Una scientifica e tenace sperimentazione ha reso possibile la nascita di un linguaggio inconsueto che non conserva più le caratteristiche della fotoceramica tradizionale. Il supporto dove si sviluppano le immagini viene trattato anch’esso in modo da accoglierle in maniera pertinente: ingannano gli spessori di una ceramica che si fa molto sottile per recepire l’immagine, ma che pur conserva la forza materica del grès e dei rivestimenti appositamente studiati, che fanno sì che la foto si fonda con il corpo ceramico che la include e la trasforma.
Le lastre che compongono l’installazione vengono distanziate dalla parete per potenziarne la leggiadria visiva.
La scansione del tempo, l’accavallarsi del presente e del passato, ma anche la dimensione emotiva scaturiscono dall’ impianto tecnico-narrativo.

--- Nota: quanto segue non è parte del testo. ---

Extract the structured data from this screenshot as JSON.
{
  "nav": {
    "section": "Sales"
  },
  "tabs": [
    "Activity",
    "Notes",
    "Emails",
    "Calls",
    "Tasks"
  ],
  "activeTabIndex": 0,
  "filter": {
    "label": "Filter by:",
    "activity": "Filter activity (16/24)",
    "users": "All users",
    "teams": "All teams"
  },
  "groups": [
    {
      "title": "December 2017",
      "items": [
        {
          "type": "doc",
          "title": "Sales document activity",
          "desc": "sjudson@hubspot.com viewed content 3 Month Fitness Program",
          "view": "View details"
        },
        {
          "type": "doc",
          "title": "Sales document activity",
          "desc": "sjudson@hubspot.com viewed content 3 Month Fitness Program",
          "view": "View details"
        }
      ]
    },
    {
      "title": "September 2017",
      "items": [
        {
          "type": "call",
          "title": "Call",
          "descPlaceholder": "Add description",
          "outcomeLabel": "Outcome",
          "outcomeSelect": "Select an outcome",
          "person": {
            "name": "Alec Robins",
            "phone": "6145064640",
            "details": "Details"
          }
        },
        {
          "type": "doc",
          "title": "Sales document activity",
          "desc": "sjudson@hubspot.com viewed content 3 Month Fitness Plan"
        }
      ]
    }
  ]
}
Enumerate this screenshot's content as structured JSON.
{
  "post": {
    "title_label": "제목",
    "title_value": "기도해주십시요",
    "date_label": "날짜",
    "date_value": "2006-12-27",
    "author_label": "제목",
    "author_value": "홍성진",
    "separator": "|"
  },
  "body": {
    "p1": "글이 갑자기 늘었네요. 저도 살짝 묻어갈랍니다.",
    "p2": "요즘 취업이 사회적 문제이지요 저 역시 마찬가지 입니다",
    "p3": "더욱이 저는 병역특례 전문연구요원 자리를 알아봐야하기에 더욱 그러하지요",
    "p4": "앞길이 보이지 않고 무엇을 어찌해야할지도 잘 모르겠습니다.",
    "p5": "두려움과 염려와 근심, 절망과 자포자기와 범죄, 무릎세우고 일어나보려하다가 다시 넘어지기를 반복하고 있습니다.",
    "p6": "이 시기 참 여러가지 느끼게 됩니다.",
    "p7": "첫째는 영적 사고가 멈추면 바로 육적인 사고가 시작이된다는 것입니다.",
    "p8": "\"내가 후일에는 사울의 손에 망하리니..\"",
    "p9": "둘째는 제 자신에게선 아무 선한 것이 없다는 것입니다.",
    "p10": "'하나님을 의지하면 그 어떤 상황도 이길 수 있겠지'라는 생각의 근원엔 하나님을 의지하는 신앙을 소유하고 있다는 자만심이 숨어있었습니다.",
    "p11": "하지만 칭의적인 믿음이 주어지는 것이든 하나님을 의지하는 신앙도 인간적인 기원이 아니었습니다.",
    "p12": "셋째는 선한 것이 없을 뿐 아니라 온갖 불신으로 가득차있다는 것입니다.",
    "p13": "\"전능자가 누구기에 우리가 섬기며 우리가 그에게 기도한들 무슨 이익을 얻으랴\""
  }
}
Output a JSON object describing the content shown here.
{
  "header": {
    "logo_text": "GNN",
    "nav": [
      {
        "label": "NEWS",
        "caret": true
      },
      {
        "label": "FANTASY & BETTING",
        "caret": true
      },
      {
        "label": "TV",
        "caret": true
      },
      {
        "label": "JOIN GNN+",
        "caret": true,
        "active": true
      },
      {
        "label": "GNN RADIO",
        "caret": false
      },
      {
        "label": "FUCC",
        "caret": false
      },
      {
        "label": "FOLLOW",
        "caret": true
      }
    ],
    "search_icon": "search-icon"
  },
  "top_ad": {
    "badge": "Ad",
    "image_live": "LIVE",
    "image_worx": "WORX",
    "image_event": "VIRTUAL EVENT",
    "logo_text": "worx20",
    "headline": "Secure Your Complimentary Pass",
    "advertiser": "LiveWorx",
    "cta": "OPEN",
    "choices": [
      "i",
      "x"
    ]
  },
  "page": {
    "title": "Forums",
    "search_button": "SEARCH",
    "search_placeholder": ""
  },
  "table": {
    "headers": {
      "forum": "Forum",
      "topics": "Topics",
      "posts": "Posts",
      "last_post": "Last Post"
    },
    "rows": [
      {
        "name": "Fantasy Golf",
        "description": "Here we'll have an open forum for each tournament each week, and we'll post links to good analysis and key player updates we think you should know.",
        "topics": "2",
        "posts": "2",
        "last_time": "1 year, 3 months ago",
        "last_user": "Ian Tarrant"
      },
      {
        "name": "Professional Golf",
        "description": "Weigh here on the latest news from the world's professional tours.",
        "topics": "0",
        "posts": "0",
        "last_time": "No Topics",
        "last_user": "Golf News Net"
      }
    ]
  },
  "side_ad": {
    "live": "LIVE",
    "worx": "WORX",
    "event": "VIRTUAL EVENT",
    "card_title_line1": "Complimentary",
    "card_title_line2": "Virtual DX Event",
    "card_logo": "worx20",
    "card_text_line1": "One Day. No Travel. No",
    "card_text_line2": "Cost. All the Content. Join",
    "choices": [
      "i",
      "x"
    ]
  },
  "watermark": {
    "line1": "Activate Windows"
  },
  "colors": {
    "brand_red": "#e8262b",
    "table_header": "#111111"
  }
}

Su uno degli elementi è impresso, quasi illeggibile, il fotogramma in bianco e nero di un volto dagli occhi smarriti, mentre si specchia all’interno di un abitacolo. Su questa unica lastra vengono proiettati e custoditi , a intervalli regolari di undici secondi, tre momenti differenti : nel primo cogliamo la sola impressione dell’immagine sopra descritta appena accennata dalla sottrazione di luce del proiettore, essa è l’intuizione di un fatto che sta per accadere, quasi onirico; nel secondo viene proiettata, sovrapposta alla precedente, l’immagine a colori della bocca dell’artista martoriata dalle ferite provocate da un evento realmente accaduto e reso eterno nel tempo da quell’unico scatto. Nel terzo momento il supporto ceramico appare trasformato in uno schermo cinematografico, reso illusorio e irreale grazie alla luce bianca proiettata, che trasporta lo spettatore in un ambito quasi fantascientifico.
I tre momenti si fondono e si confondono pur mantenendo una propria identità.
Negli altri elementi la narrazione si espande e si completa, legandosi alle impressioni sopra descritte, stigmatizzando momenti dove non è la figura integra a rivivere nelle immagini, bensì una parte del corpo dell’artista . Protagonisti come esseri autonomi sono la bocca e i denti, dotati di una vita propria scissa dall’organicità di un corpo, violato nella pudica intimità. In queste figurazioni l’attenzione si rivolge non solo alla bocca ma anche agli occhi, che, con la loro eloquenza scandiscono l’emozione in ogni fotogramma. A completare l’installazione è una suggestione sonora: la voce dell’artista scandisce parole sussurrate e avvolgenti che accompagnano in modo tenue ed impalpabile lo spettatore all’interno della storia.